Malgré un héritage partagé, ces deux corps sont pourtant deux corps différents.

  • De prime abord, les fusiliers marins appartiennent à la Marine Nationale et portent une double casquette d’actions terre et mer, ils sont employés sur tous les navires et sites de la Marine.
  • A l’inverse, les Troupes de Marine dépendent de l’armée de terre et mènent uniquement des combats amphibies occasionnels. On retrouve d’ailleurs cette particularité dans la devise du 2ème régiment d’infanterie de Marine : « Fidélité et honneur sur terre et sur mer ». Les troupes de Marine conservent donc une origine océanique, en témoignent la présentation d’une ancre sur les uniformes et les bérets.

Plusieurs raisons expliquent cette différence. Historiquement, les spécificités à bord des navires devinrent plus nombreuses : un corps de l’artillerie de Marine fut ainsi créé par une ordonnance du 16 février 1692, puis ce fut l’école de médecine navale qui fut lancée le 5
février 1722, afin de former les chirurgiens embarqués à bord des navires de la marine royale, etc. Par ailleurs, suite à la disparition, de la célèbre Compagnie des Indes en 1769, Choiseul, le chef du gouvernement de Louis XV, avait décidé de réorganiser les troupes de
marine en créant une brigade supplémentaire d’artillerie de marine et une brigade de fusiliers. Cette réforme aura des conséquences pour les Troupes de Marine qui devinrent

« le Corps royal d’artillerie et d’infanterie de la marine ». Les Troupes de Marine abandonnèrent alors progressivement les campagnes de mer aux Fusiliers Marins. N’étant plus que des passagers sur les embarcations, ils laissaient la marine se débrouiller à la manœuvre. Ainsi apparurent les termes « Marsouins » (comme les marsouins qui suivaient nonchalamment les vaisseaux) pour les soldats de l’infanterie et « Bigors » (diminutif de « bigorneaux ») pour désigner les artilleurs. La séparation devint alors définitive, notamment dans l’artillerie, entre les troupes de marine reconstituées et les équipages des vaisseaux.

L’artillerie dans la Marine

C’est au début de notre ère que les Chinois font une découverte capitale.

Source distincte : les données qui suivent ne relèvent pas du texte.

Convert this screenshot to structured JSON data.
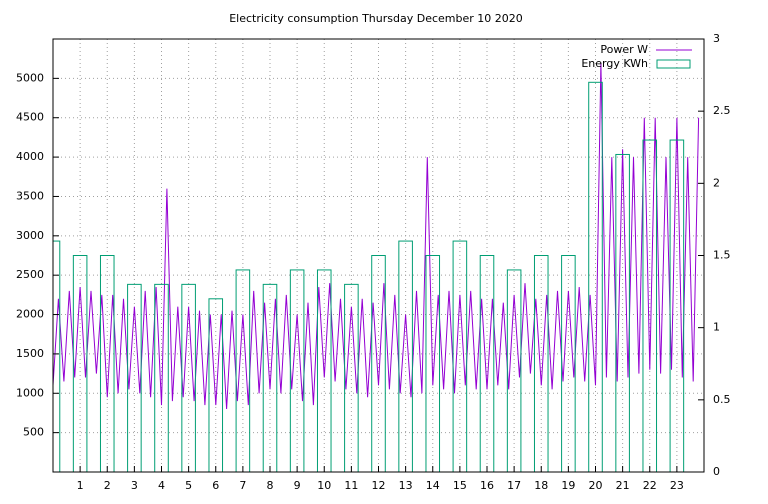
{
  "chart_data": {
    "type": "line+boxes",
    "title": "Electricity consumption Thursday December 10 2020",
    "xlim": [
      0,
      24
    ],
    "xticks": [
      1,
      2,
      3,
      4,
      5,
      6,
      7,
      8,
      9,
      10,
      11,
      12,
      13,
      14,
      15,
      16,
      17,
      18,
      19,
      20,
      21,
      22,
      23
    ],
    "ylim": [
      0,
      5500
    ],
    "yticks": [
      500,
      1000,
      1500,
      2000,
      2500,
      3000,
      3500,
      4000,
      4500,
      5000
    ],
    "y2lim": [
      0,
      3
    ],
    "y2ticks": [
      0,
      0.5,
      1,
      1.5,
      2,
      2.5,
      3
    ],
    "grid": true,
    "legend": "top-right",
    "series": [
      {
        "name": "Power W",
        "color": "#9400d3",
        "kind": "line",
        "x": [
          0,
          0.2,
          0.4,
          0.6,
          0.8,
          1,
          1.2,
          1.4,
          1.6,
          1.8,
          2,
          2.2,
          2.4,
          2.6,
          2.8,
          3,
          3.2,
          3.4,
          3.6,
          3.8,
          4,
          4.2,
          4.4,
          4.6,
          4.8,
          5,
          5.2,
          5.4,
          5.6,
          5.8,
          6,
          6.2,
          6.4,
          6.6,
          6.8,
          7,
          7.2,
          7.4,
          7.6,
          7.8,
          8,
          8.2,
          8.4,
          8.6,
          8.8,
          9,
          9.2,
          9.4,
          9.6,
          9.8,
          10,
          10.2,
          10.4,
          10.6,
          10.8,
          11,
          11.2,
          11.4,
          11.6,
          11.8,
          12,
          12.2,
          12.4,
          12.6,
          12.8,
          13,
          13.2,
          13.4,
          13.6,
          13.8,
          14,
          14.2,
          14.4,
          14.6,
          14.8,
          15,
          15.2,
          15.4,
          15.6,
          15.8,
          16,
          16.2,
          16.4,
          16.6,
          16.8,
          17,
          17.2,
          17.4,
          17.6,
          17.8,
          18,
          18.2,
          18.4,
          18.6,
          18.8,
          19,
          19.2,
          19.4,
          19.6,
          19.8,
          20,
          20.2,
          20.4,
          20.6,
          20.8,
          21,
          21.2,
          21.4,
          21.6,
          21.8,
          22,
          22.2,
          22.4,
          22.6,
          22.8,
          23,
          23.2,
          23.4,
          23.6,
          23.8
        ],
        "values": [
          1100,
          2200,
          1150,
          2300,
          1200,
          2350,
          1200,
          2300,
          1250,
          2250,
          950,
          2250,
          1000,
          2200,
          1050,
          2100,
          1000,
          2300,
          950,
          2350,
          850,
          3600,
          900,
          2100,
          950,
          2100,
          900,
          2050,
          850,
          2000,
          850,
          2000,
          800,
          2050,
          900,
          2000,
          850,
          2300,
          1000,
          2150,
          1050,
          2200,
          1000,
          2250,
          1050,
          2000,
          900,
          2150,
          850,
          2350,
          1200,
          2400,
          1150,
          2200,
          1050,
          2100,
          1000,
          2200,
          950,
          2150,
          1100,
          2400,
          1050,
          2250,
          1000,
          2000,
          950,
          2300,
          1000,
          4000,
          1100,
          2250,
          1050,
          2300,
          1000,
          2250,
          1100,
          2300,
          1050,
          2200,
          1050,
          2200,
          1100,
          2150,
          1050,
          2250,
          1200,
          2400,
          1250,
          2200,
          1100,
          2250,
          1050,
          2300,
          1150,
          2300,
          1200,
          2350,
          1150,
          2250,
          1100,
          5200,
          1200,
          4000,
          1150,
          4100,
          1200,
          4000,
          1250,
          4500,
          1300,
          4500,
          1250,
          4000,
          1300,
          4500,
          1200,
          4000,
          1150,
          4500
        ]
      },
      {
        "name": "Energy KWh",
        "color": "#009e73",
        "kind": "boxes",
        "axis": "y2",
        "x": [
          0,
          1,
          2,
          3,
          4,
          5,
          6,
          7,
          8,
          9,
          10,
          11,
          12,
          13,
          14,
          15,
          16,
          17,
          18,
          19,
          20,
          21,
          22,
          23
        ],
        "values": [
          1.6,
          1.5,
          1.5,
          1.3,
          1.3,
          1.3,
          1.2,
          1.4,
          1.3,
          1.4,
          1.4,
          1.3,
          1.5,
          1.6,
          1.5,
          1.6,
          1.5,
          1.4,
          1.5,
          1.5,
          2.7,
          2.2,
          2.3,
          2.3
        ]
      }
    ]
  }
}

Un produit vivement combustible qui résulte d’un mélange de soufre, de charbon, et de salpêtre (sel de pierre) fait son apparition, l’ancêtre de la poudre à canon est né.

Il faudra toutefois attendre le siège de La Réole en 1324, pendant la guerre de Saint-Sardos, pour voir une première bataille avec l’utilisation de canons, les assiégeants français utilisèrent alors une bombarde mais sans grand succès. Puis ce fut en 1346, à Crécy, que les anglais expérimentèrent la première intervention de l’artillerie à poudre sur un champ de bataille. Les canons et les mortiers furent d’abord utilisés contre les ouvrages de fortification, mais aussi contre l’infanterie ennemie en utilisant des projectiles qui explosaient en se fragmentant. On admet généralement que le canon proprement dit fait son apparition au XVème siècle (1).

Puis, durant la seconde moitié du XVème siècle, de nombreuses mines de cuivre sont ouvertes, ce qui va permettre une production importante de bronze, beaucoup plus pratique pour la fabrication des canons. Par la suite, les pièces d’artillerie se perfectionnèrent constamment : leur cadence de tir augmenta et leur pointage se trouva facilité par les perfectionnements techniques. Ce phénomène, associé à une meilleure maîtrise de la poudre, va alors déboucher sur une utilisation des canons performante et sur la création progressive de corps d’artillerie au sein des armées et bien évidemment en France. À partir du XVIème siècle, l’emploi de l’artillerie devint réellement efficace au cours des combats et la plupart des États européens tentèrent de développer cette arme nouvelle. Il faudra cependant attendre la fin du XVIIème siècle pour assister à la constitution d’une troupe régulière d’artillerie car il s’agissait jusque-là d’un service civil sous l’autorité d’un maître d’artillerie qui n’était pas soumis directement à l’autorité militaire.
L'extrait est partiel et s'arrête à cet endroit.